Bestrahlungsablauf

Das Aufklärungsgespräch

In einem ausführlichen Aufklärungsgespräch informieren wir Sie über den Sinn und Zweck der Bestrahlung, mögliche Akut- und Spätnebenwirkungen, Verhaltensweisen ­während der Therapie, Kombinationstherapien und die Therapiedauer. Für diesen ­Termin brauchen wir möglichst alle Vorbefunde wie OP-Bericht, feingewebliche Untersuchungen (Histologie) und alle verfügbaren Röntgenaufnahmen, damit wir uns ein Bild über Art und Ausmaß ­der Erkrankung machen können.

Die Planungs-Computertomographie (CT)

Hier beginnt die Bestrahlungsplanung. In ­einer im Vorfeld bestimmten Liegeposition wird, z. T. ­unter Verwendung von individuellen Lagerungshilfen (Vakuumkissen, Masken etc.), eine stets re­produzierbare Lagerung definiert, in der die CT-Schnittbilder für die Bestrahlungsplanung ­erstellt werden. Diese CT-Daten werden unmittelbar zum Bestrahlungsplanungssystem weitergeleitet, mit dem der Behandlungsplan errechnet wird.

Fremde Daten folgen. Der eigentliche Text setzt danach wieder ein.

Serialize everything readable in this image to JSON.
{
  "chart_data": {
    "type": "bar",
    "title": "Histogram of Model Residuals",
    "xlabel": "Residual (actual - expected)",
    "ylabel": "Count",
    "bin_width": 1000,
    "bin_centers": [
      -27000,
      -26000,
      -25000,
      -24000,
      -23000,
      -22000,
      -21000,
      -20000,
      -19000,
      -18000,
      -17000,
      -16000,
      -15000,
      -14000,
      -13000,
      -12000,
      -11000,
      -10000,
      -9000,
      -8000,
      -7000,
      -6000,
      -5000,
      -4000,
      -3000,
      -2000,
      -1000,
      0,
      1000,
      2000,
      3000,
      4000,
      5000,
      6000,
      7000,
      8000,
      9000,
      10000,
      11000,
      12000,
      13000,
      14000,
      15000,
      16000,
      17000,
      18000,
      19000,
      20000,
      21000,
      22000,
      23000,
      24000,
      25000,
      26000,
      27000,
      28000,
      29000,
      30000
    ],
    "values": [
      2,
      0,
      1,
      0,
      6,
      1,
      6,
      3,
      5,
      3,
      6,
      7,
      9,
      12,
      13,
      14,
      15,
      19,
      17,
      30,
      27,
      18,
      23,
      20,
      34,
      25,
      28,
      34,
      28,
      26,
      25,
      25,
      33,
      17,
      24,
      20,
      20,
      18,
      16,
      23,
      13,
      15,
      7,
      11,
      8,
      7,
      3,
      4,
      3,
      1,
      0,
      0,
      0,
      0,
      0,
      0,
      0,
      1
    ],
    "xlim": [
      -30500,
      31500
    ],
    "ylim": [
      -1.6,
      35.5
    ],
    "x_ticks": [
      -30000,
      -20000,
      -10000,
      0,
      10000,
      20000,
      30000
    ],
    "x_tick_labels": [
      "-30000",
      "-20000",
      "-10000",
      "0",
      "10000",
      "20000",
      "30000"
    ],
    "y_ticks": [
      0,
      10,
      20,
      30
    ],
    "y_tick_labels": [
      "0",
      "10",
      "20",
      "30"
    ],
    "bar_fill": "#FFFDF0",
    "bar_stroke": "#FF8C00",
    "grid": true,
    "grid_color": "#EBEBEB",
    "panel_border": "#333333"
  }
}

Die computergestützte Bestrahlungsplanung

Auf den CT-Bildern zeichnet der Facharzt die ­zu behandelnden Areale und die zu ­schonenden ­Risikoorgane am Computer ein. Durch den Medizin­physik-Experten wird an­schließend, in Zusammenarbeit mit dem Facharzt, die für den Patienten optimale Form bzw. An­ordnung der Bestrahlungsfelder ermittelt und der Behandlungs­plan für eine maximal effektive und schonende Bestrahlung erstellt.

Die Bestrahlung

Bei der Erstbestrahlung werden die ­geplanten Bestrahlungsfelder durch den Facharzt am Patienten kontrolliert und dokumentiert. 
Die ­weiteren ­Bestrahlungen werden von den Medizinisch-Technischen-Radiologie-­Assistenten durchgeführt und in regelmäßigen Abständen von den Ärzten überprüft. Fragen, die während der Therapie auftreten oder eventuelle Neben­wirkungen, die sich ­unter der Bestrahlung ent­wickeln, ­können jeder­­zeit mit den behandelnden Fach­ärzten ­besprochen ­werden. Am Therapieende ­findet ein ausführ­liches Beratungsgespräch über die ­weitere Hautpflege, das Vorgehen nach der Strahlentherapie bzw. die Tumor­nach­sorge statt.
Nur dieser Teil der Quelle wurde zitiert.